What he thought of most often, reflected on most frequently, was that he fitted no stereotype as a police officer in the city of Derby. Wouldn't have been in the force if he hadn't been a dog-handler. He had few ambitions and had never shown an interest in sitting the sergeants' examination; there were plenty who did and were fast-tracked towards it. In fact, nothing that was memorable or worth a commendation had ever intruded on his career. Most certainly, if he had not been a dog-handler, he would have resigned rather than face the bloody binge-drunk rioters in the city centre every weekend but he had been spared that since he had taken on Smack and now Midge. Wasn't in a hurry that morning, and after the news and the weather forecast, bloody awful, he caught up with last night's Evening Telegraph and the Ram's predicted line-up for the coming Saturday's match. Then he poured some more well-stewed tea.
Few slept well in the cells at HMP Belmarsh. Most woke early, at the clangs of unlocking doors, the rattle of chains and the stamp of boots. Some did not sleep at all and gazed at the ceiling bulb behind its cover or the glow through the barred window of the perimeter walls' arc-lights.
Ozzie Curtis had not slept.
He burned, and hatred was a fire in him.
Didn't reckon that Ollie had missed out on sleep. The dozy bastard relied on him, leaned on him and left the worrying — and hatred — to his elder brother.
He checked his watch, did so every five minutes, and thought it was about the time it would happen.

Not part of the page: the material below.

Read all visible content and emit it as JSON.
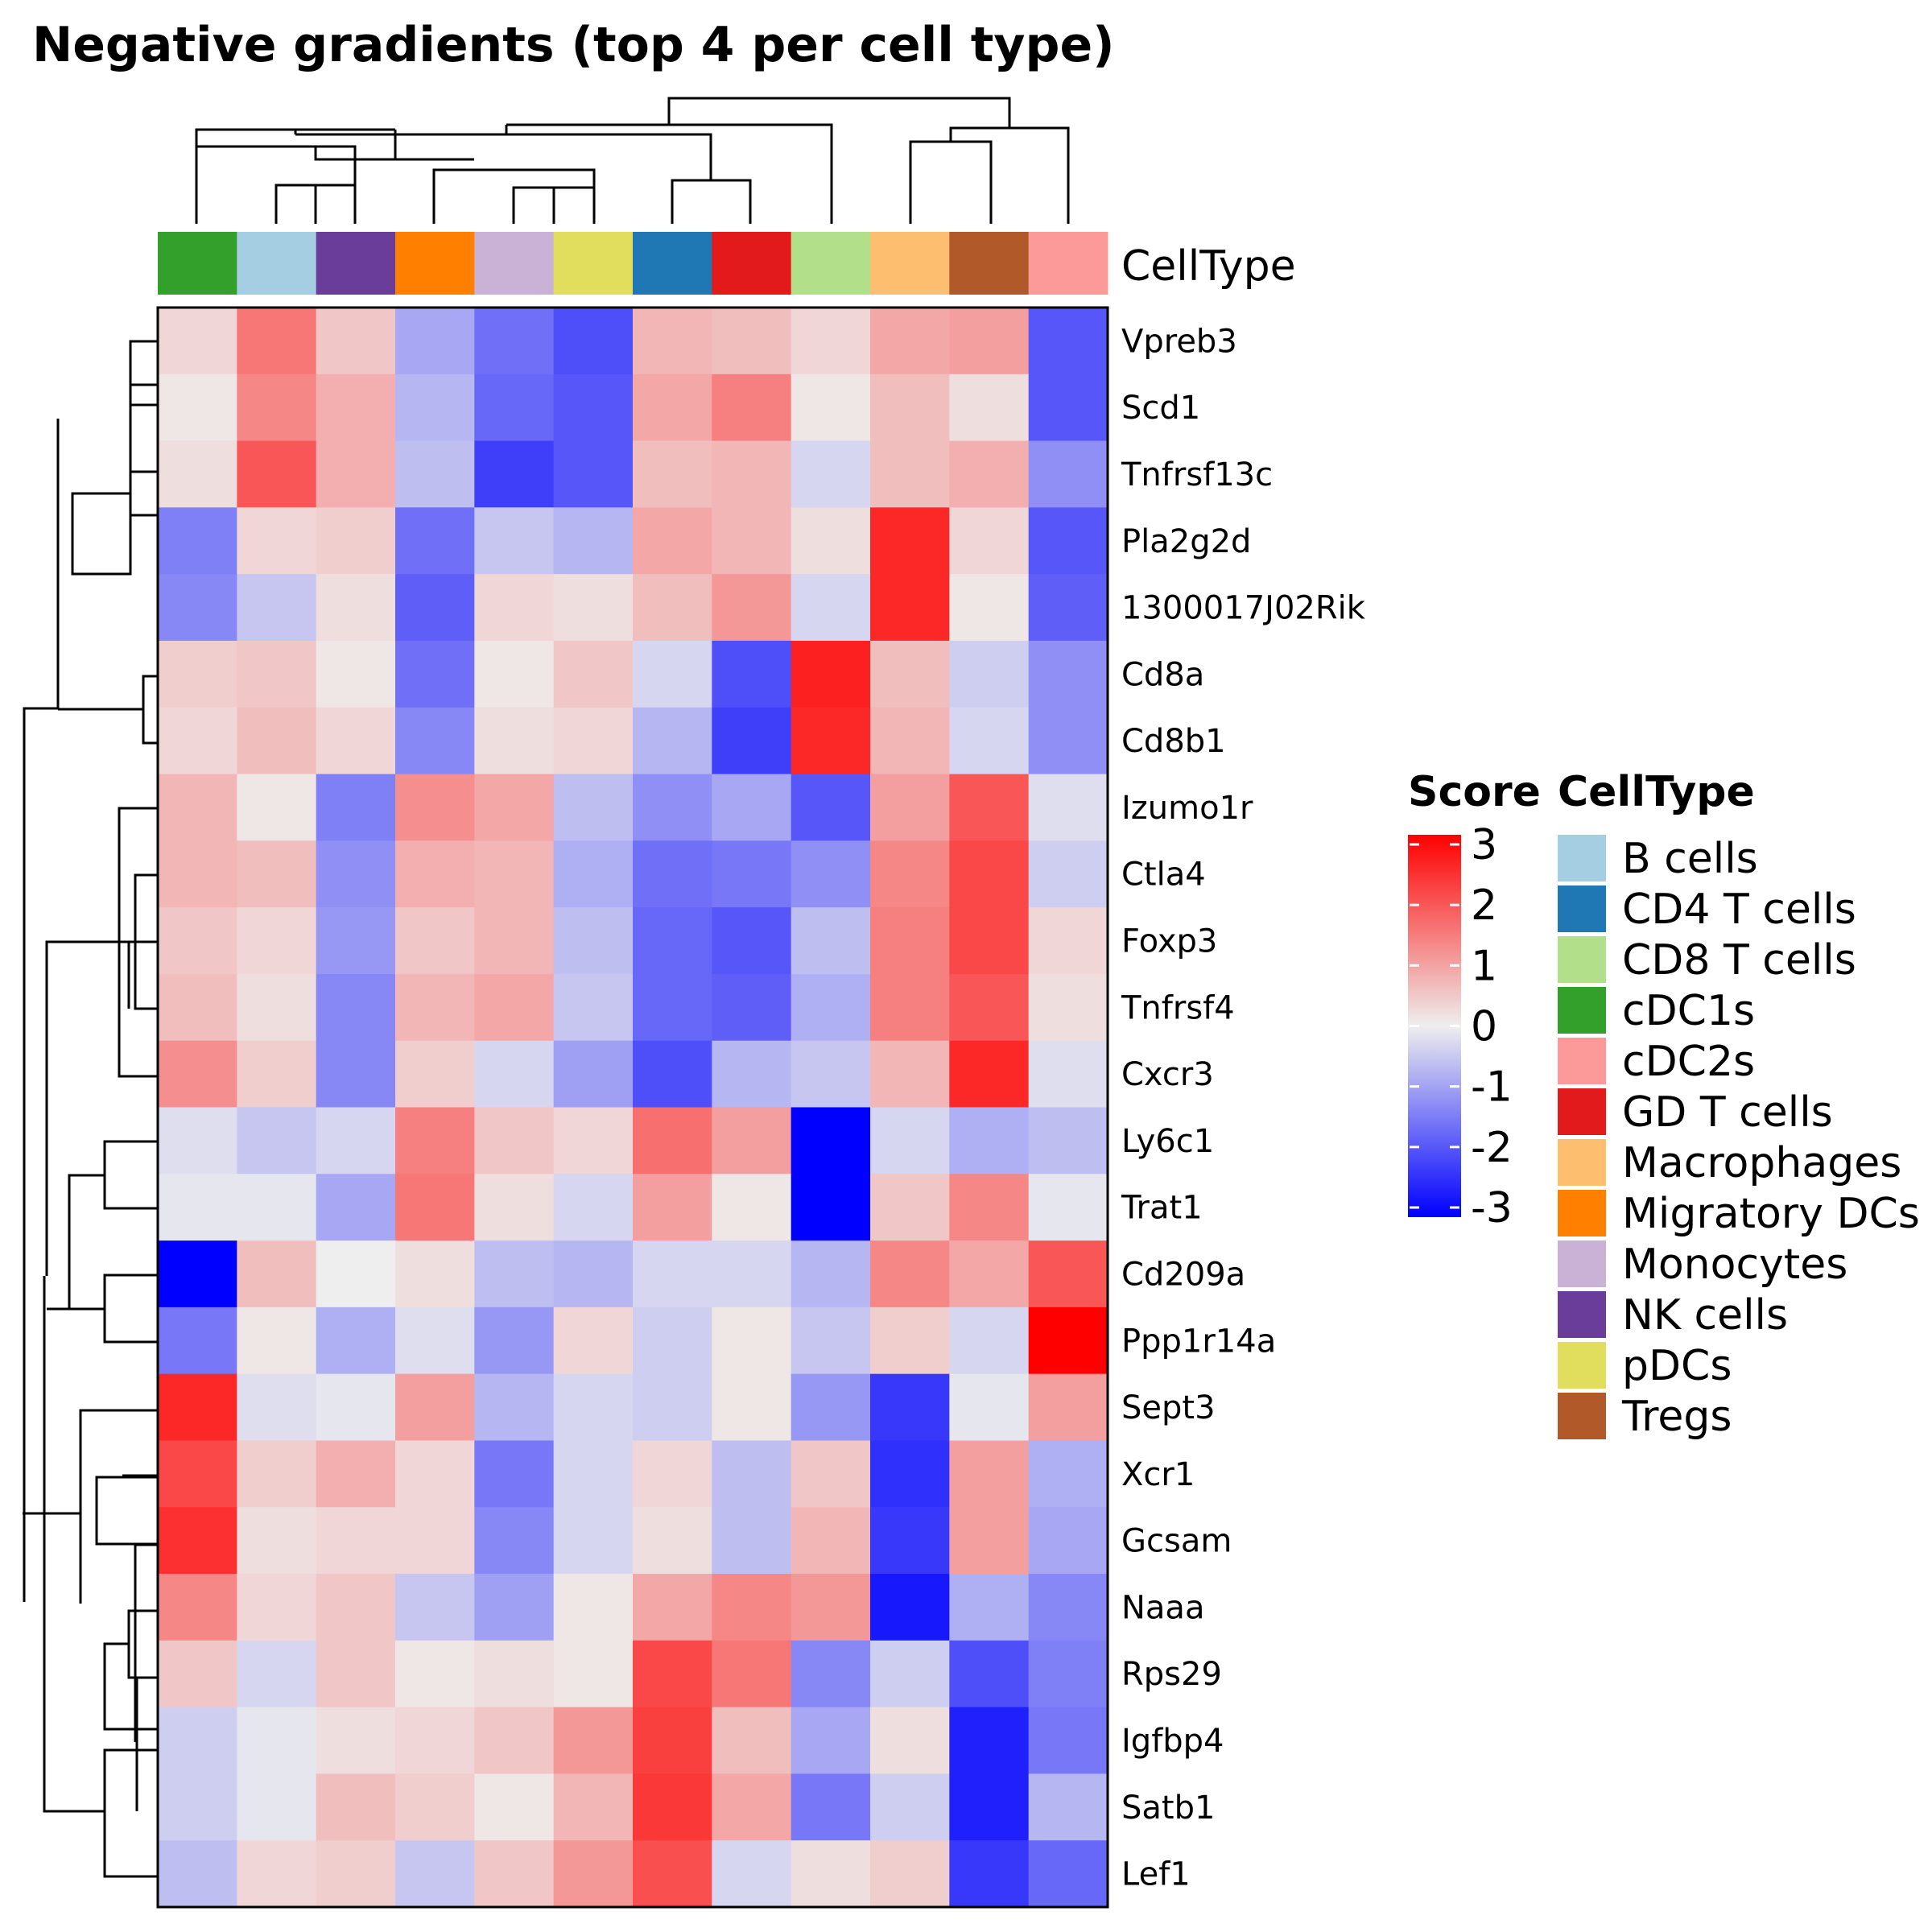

If it wasn't for the work and the planning — the hating and burning — that Ozzie put in, Ollie would have been running a stall most likely on the Columbia Road flower market; Ozzie had always split down the middle line, fifty-fifty, but had done the worrying. To show for Ozzie's worry, Ollie had a pad in Kent of the same value as his own, the same bloody investment income and the adjacent Spanish villa.
They were going down, both of them; with the jury in protection and the judge bloody poisoned against them, they were looking at long bird. They would be bloody old and bloody decrepit when — if — they emerged from a prison's gates, and they would be without authority.
The fire burned in him because the man with a beard, and his feet in bloody sandals, had taken their money, then grassed them up.
In his mind, flames burned.
Bright flames flickered, flared, then spread.
He looked again at his watch.
At that hour, in a distant suburb of east London, most households slept. Only a minimal few had been roused by alarm clocks and the automatic switching on of radios.
The few were those who had furthest to travel, those on the earliest shifts, those who were key-holders and had to open up factories, businesses and offices…and among the few who were about their trade before dawn were the three men in an old saloon car, with substituted number-plates, who had cursed at the stench of petrol and had not dared to light the chain of cigarettes on which they would normally have survived.
The car was parked beyond the end of the road, and the driver was left with it. He did not have to be told that he should keep the engine running. First out was the Nobbler, and in a gloved fist he carried a plastic supermarket bag tightly wrapped round a half-brick; The second man held the, source of the petrol stench: a fuel-filled milk bottle with a wad of old shirt rammed into its neck. He had in his pocket a snap-open Zippo lighter.